Cast down thy selfe, and onely striue to raise
The glory of thy Maker's sacred Name;
Vse all thy powers, that Blessed Power to praise,
Which giues the power to bee, and use the same. (pp. 114-16.)

Finally, here is a simile well-wrought in itself and accidentally to be for ever associated with a celebrated criticism:—

The Motion of the Soule.

.... how can shee but immortall bee?
When with the motions of both Will and Wit,
She still aspireth to eternitie,
And neuer rests, till she attaine to it?

Water in conduit pipes, can rise no higher
Then the wel-head, from whence it first doth spring:
Then sith to eternall God shee doth aspire,
Shee cannot be but an eternall thing. (p. 85.)

The second stanza contains a metaphor that was stolen and murdered as well, by Robert Montgomery. Concerning his use of it Macaulay thus wrote in his merciless review:—"We would not be understood, however, to say that Mr. Robert Montgomery cannot make similitudes for himself. A very few lines further on we find one which has every mark of originality and on which we will be bound, none of the poets whom he has plundered will ever think of making reprisal:—

'The soul aspiring, pants its source to mount,
As streams meander level with their fount.'

"We take this to be on the whole the worst similitude in the world. In the first place, no stream meanders, or can possibly meander level with its fount. In the next place, if streams did meander level with their fount, no two motions can be less like each other than that of meandering level and that of mounting upwards." True; but none the less is the original 'spoiled' and despoiled metaphor, accurate and vivid.

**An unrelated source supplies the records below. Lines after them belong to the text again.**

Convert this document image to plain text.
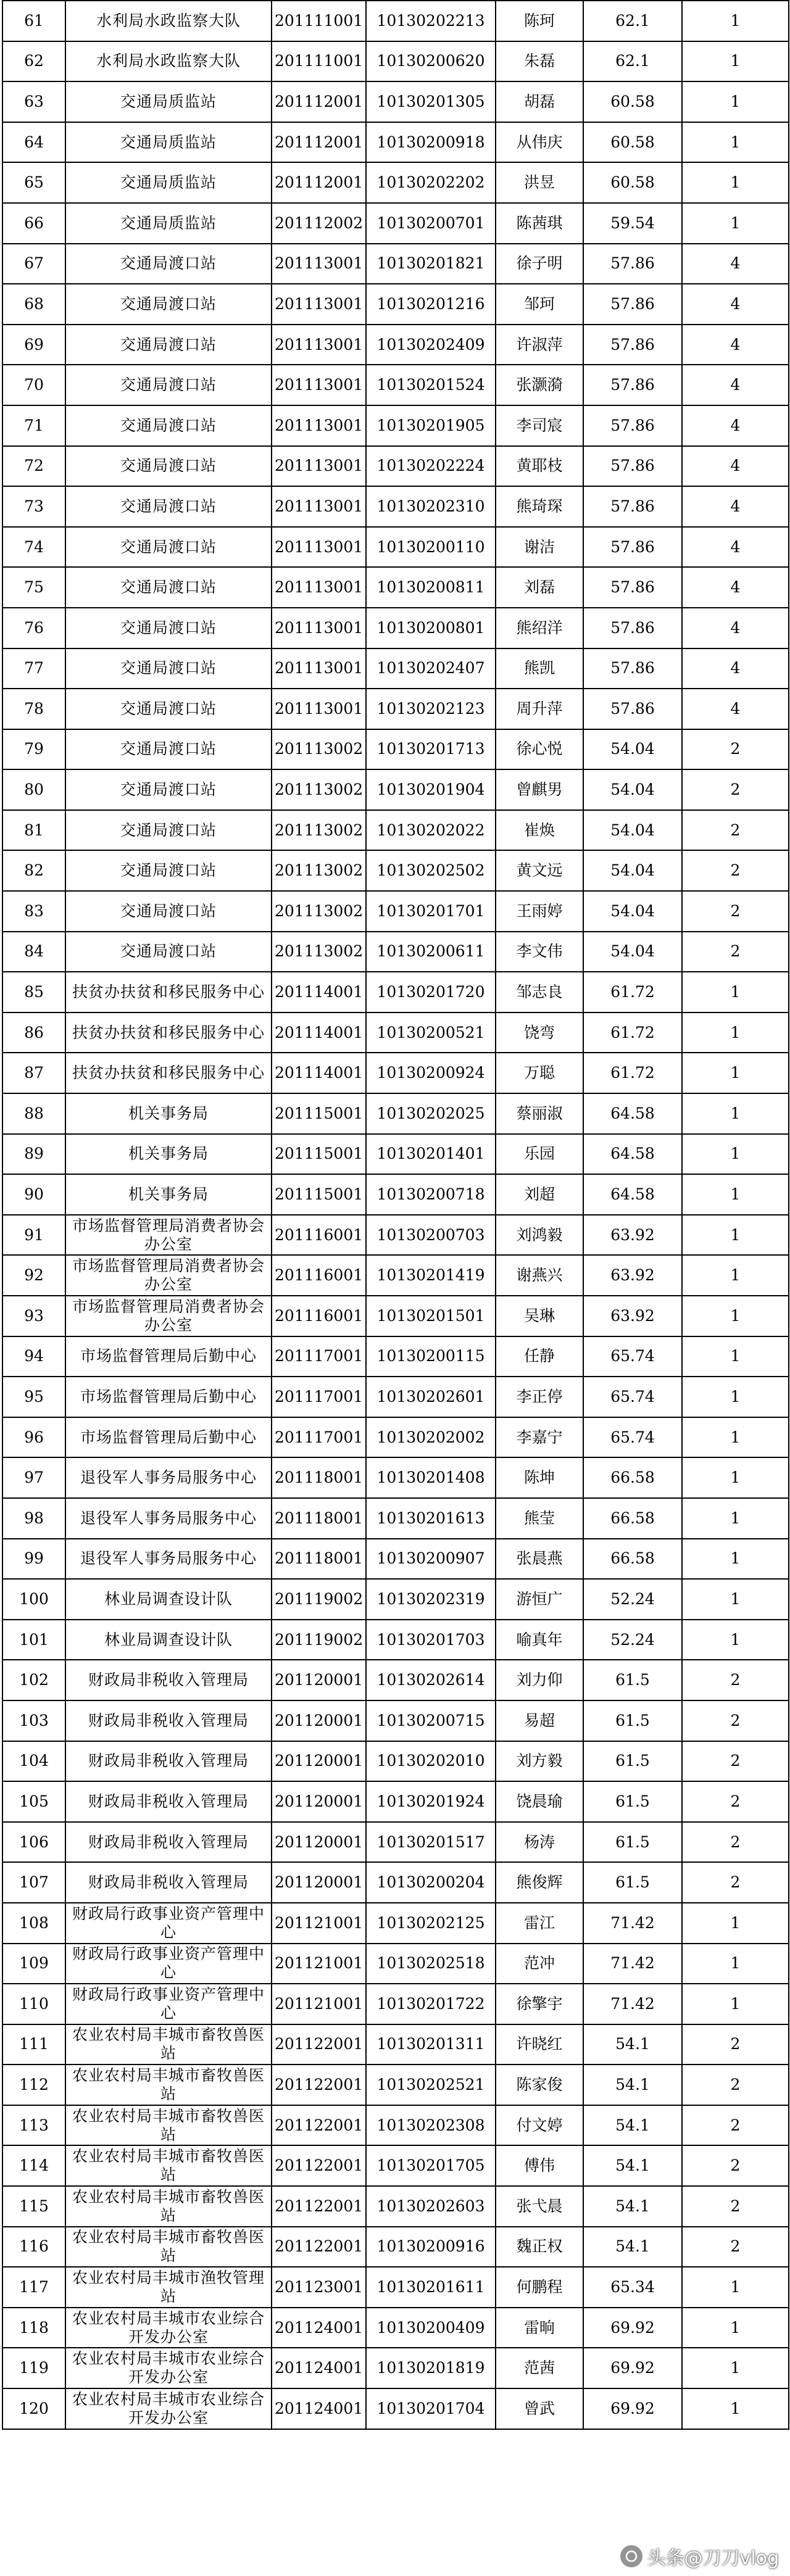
61	水利局水政监察大队	201111001	10130202213	陈珂	62.1	1
62	水利局水政监察大队	201111001	10130200620	朱磊	62.1	1
63	交通局质监站	201112001	10130201305	胡磊	60.58	1
64	交通局质监站	201112001	10130200918	从伟庆	60.58	1
65	交通局质监站	201112001	10130202202	洪昱	60.58	1
66	交通局质监站	201112002	10130200701	陈茜琪	59.54	1
67	交通局渡口站	201113001	10130201821	徐子明	57.86	4
68	交通局渡口站	201113001	10130201216	邹珂	57.86	4
69	交通局渡口站	201113001	10130202409	许淑萍	57.86	4
70	交通局渡口站	201113001	10130201524	张灏漪	57.86	4
71	交通局渡口站	201113001	10130201905	李司宸	57.86	4
72	交通局渡口站	201113001	10130202224	黄耶枝	57.86	4
73	交通局渡口站	201113001	10130202310	熊琦琛	57.86	4
74	交通局渡口站	201113001	10130200110	谢洁	57.86	4
75	交通局渡口站	201113001	10130200811	刘磊	57.86	4
76	交通局渡口站	201113001	10130200801	熊绍洋	57.86	4
77	交通局渡口站	201113001	10130202407	熊凯	57.86	4
78	交通局渡口站	201113001	10130202123	周升萍	57.86	4
79	交通局渡口站	201113002	10130201713	徐心悦	54.04	2
80	交通局渡口站	201113002	10130201904	曾麒男	54.04	2
81	交通局渡口站	201113002	10130202022	崔焕	54.04	2
82	交通局渡口站	201113002	10130202502	黄文远	54.04	2
83	交通局渡口站	201113002	10130201701	王雨婷	54.04	2
84	交通局渡口站	201113002	10130200611	李文伟	54.04	2
85	扶贫办扶贫和移民服务中心	201114001	10130201720	邹志良	61.72	1
86	扶贫办扶贫和移民服务中心	201114001	10130200521	饶弯	61.72	1
87	扶贫办扶贫和移民服务中心	201114001	10130200924	万聪	61.72	1
88	机关事务局	201115001	10130202025	蔡丽淑	64.58	1
89	机关事务局	201115001	10130201401	乐园	64.58	1
90	机关事务局	201115001	10130200718	刘超	64.58	1
91	市场监督管理局消费者协会办公室	201116001	10130200703	刘鸿毅	63.92	1
92	市场监督管理局消费者协会办公室	201116001	10130201419	谢燕兴	63.92	1
93	市场监督管理局消费者协会办公室	201116001	10130201501	吴琳	63.92	1
94	市场监督管理局后勤中心	201117001	10130200115	任静	65.74	1
95	市场监督管理局后勤中心	201117001	10130202601	李正停	65.74	1
96	市场监督管理局后勤中心	201117001	10130202002	李嘉宁	65.74	1
97	退役军人事务局服务中心	201118001	10130201408	陈坤	66.58	1
98	退役军人事务局服务中心	201118001	10130201613	熊莹	66.58	1
99	退役军人事务局服务中心	201118001	10130200907	张晨燕	66.58	1
100	林业局调查设计队	201119002	10130202319	游恒广	52.24	1
101	林业局调查设计队	201119002	10130201703	喻真年	52.24	1
102	财政局非税收入管理局	201120001	10130202614	刘力仰	61.5	2
103	财政局非税收入管理局	201120001	10130200715	易超	61.5	2
104	财政局非税收入管理局	201120001	10130202010	刘方毅	61.5	2
105	财政局非税收入管理局	201120001	10130201924	饶晨瑜	61.5	2
106	财政局非税收入管理局	201120001	10130201517	杨涛	61.5	2
107	财政局非税收入管理局	201120001	10130200204	熊俊辉	61.5	2
108	财政局行政事业资产管理中心	201121001	10130202125	雷江	71.42	1
109	财政局行政事业资产管理中心	201121001	10130202518	范冲	71.42	1
110	财政局行政事业资产管理中心	201121001	10130201722	徐擎宇	71.42	1
111	农业农村局丰城市畜牧兽医站	201122001	10130201311	许晓红	54.1	2
112	农业农村局丰城市畜牧兽医站	201122001	10130202521	陈家俊	54.1	2
113	农业农村局丰城市畜牧兽医站	201122001	10130202308	付文婷	54.1	2
114	农业农村局丰城市畜牧兽医站	201122001	10130201705	傅伟	54.1	2
115	农业农村局丰城市畜牧兽医站	201122001	10130202603	张弋晨	54.1	2
116	农业农村局丰城市畜牧兽医站	201122001	10130200916	魏正权	54.1	2
117	农业农村局丰城市渔牧管理站	201123001	10130201611	何鹏程	65.34	1
118	农业农村局丰城市农业综合开发办公室	201124001	10130200409	雷晌	69.92	1
119	农业农村局丰城市农业综合开发办公室	201124001	10130201819	范茜	69.92	1
120	农业农村局丰城市农业综合开发办公室	201124001	10130201704	曾武	69.92	1
头条@刀刀vlog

If the Reader will surrender himself to the task, he will be rewarded for studying and re-studying the entire poem of "Nosce Teipsum;" and, unless I very much mistake, will then regard Hallam's judgment on it as inadequate rather than exaggerate, as (with intercalated remarks), thus: "A more remarkable poem [than Drayton's and Daniel's] is that of Sir John Davies, afterwards Chief Justice of Ireland so great a length, of more condensation of thought, or in which fewer languid verses will be found. Yet, according to some definitions [of poetry] the 'Nosce Teipsum' is wholly unpoetical, inasmuch as it shows no passion [48] The alleged "no passion" is contradicted by the various pathetic autobiographic introspections and confessions brought out in this Memorial-Introduction, and not less so by the outbursts of adoration and praise that thunder up like the hosannahs before the great White Throne. The similarly alleged "little fancy" is one of manifold proofs that the critic was the most superficial of all imaginable readers with so much pretention. "Nosce Teipsum" is radiant as the dew-bedabbled grass with delicacies of fancy, not a few of the "fancies" being as exquisitely touched as divine work.

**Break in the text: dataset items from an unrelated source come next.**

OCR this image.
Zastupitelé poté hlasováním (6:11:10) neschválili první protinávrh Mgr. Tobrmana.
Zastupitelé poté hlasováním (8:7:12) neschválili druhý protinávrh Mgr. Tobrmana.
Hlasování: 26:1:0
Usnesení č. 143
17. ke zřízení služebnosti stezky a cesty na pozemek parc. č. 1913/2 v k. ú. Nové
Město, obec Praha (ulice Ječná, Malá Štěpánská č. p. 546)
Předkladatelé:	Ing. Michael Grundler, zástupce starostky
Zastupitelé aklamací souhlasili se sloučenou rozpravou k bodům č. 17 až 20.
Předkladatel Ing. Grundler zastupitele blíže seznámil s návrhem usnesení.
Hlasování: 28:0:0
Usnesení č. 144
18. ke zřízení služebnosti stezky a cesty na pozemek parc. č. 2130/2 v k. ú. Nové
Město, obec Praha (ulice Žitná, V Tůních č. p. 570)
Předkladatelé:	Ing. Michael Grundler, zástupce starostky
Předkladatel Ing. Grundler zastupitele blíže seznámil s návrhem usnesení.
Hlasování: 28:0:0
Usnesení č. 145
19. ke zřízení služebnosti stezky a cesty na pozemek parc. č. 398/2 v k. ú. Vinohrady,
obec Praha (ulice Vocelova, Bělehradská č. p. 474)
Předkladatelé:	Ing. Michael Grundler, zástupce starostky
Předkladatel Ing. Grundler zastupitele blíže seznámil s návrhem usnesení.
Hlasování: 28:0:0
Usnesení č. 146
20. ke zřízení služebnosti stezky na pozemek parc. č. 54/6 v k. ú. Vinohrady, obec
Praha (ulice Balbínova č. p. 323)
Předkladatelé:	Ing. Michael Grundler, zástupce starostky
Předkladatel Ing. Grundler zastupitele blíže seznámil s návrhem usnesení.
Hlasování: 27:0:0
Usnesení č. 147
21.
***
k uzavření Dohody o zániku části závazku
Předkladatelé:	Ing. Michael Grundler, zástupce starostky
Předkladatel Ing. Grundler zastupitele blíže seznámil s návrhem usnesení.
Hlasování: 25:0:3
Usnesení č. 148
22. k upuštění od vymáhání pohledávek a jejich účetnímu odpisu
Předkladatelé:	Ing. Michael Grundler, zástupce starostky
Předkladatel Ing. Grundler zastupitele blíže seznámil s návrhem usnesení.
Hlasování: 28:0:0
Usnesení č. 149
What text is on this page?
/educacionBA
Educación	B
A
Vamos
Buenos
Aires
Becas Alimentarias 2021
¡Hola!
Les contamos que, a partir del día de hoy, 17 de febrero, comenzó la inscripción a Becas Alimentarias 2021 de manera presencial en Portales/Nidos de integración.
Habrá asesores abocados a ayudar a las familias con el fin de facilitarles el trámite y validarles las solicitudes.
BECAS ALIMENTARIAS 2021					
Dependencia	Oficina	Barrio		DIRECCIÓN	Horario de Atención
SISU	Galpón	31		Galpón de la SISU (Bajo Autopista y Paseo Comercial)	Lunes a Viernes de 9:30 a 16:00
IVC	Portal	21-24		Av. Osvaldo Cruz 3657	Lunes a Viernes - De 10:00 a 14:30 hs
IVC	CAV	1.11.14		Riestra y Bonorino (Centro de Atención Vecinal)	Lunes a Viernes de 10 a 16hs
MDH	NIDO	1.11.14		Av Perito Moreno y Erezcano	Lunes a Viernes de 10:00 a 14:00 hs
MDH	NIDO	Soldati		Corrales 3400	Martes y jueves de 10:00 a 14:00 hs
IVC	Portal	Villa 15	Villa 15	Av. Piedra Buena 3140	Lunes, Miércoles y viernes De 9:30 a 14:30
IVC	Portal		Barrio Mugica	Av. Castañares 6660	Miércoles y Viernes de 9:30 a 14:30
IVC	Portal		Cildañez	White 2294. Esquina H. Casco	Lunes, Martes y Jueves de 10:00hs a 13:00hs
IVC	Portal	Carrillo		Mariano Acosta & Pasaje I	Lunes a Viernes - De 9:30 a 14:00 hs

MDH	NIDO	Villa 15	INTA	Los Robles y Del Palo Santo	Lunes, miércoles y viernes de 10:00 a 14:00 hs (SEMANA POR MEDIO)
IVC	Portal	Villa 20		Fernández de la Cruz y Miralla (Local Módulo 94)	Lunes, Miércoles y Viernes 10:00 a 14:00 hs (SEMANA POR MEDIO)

Campbell in his "Essay on English Poetry" (prefixed to his "Specimens") may be read with interest after Hallam. Accepting from Johnson as Johnson from Dryden the name of "metaphysical poets," he observes:—"The term of metaphysical poetry would apply with much more justice to the quatrains of Sir John Davies and those of Sir Fulke Greville, writers who, at a later period, found imitators in Sir Thomas Overbury and Sir William Davenant. Davies's poem on the Immortality of the Soul, entitled "Nosce teipsum," will convey a much more favourable idea of metaphysical poetry than the wittiest effusions of Donne and his followers. Davies carried abstract reasoning into verse with an acuteness and felicity which have seldom been equalled. He reasons undoubtedly with too much labour, formality, and subtlety, to afford uniform poetical pleasure. The generality of his stanzas exhibit hard arguments interwoven with the pliant materials of fancy so closely, that we may compare them to a texture of cloth and metallic threads, which is cold and stiff, while it is splendidly curious. There is this difference, however, between Davies and the commonly-styled metaphysical poets, that he argues like a hard thinker, and they, for the most part, like madmen. If we conquer the drier parts of Davies' poem, and bestow a little attention on thoughts which were meant, not to gratify the indolence, but to challenge the activity of the mind, we shall find in the entire essay fresh beauties at every perusal: for in the happier parts we come to logical truths so well illustrated by ingenious similes, that we know not whether to call the thoughts more poetically or philosophically just. The judgment and fancy are reconciled, and the imagery of the poems seems to start more vividly from the surrounding shades of abstraction."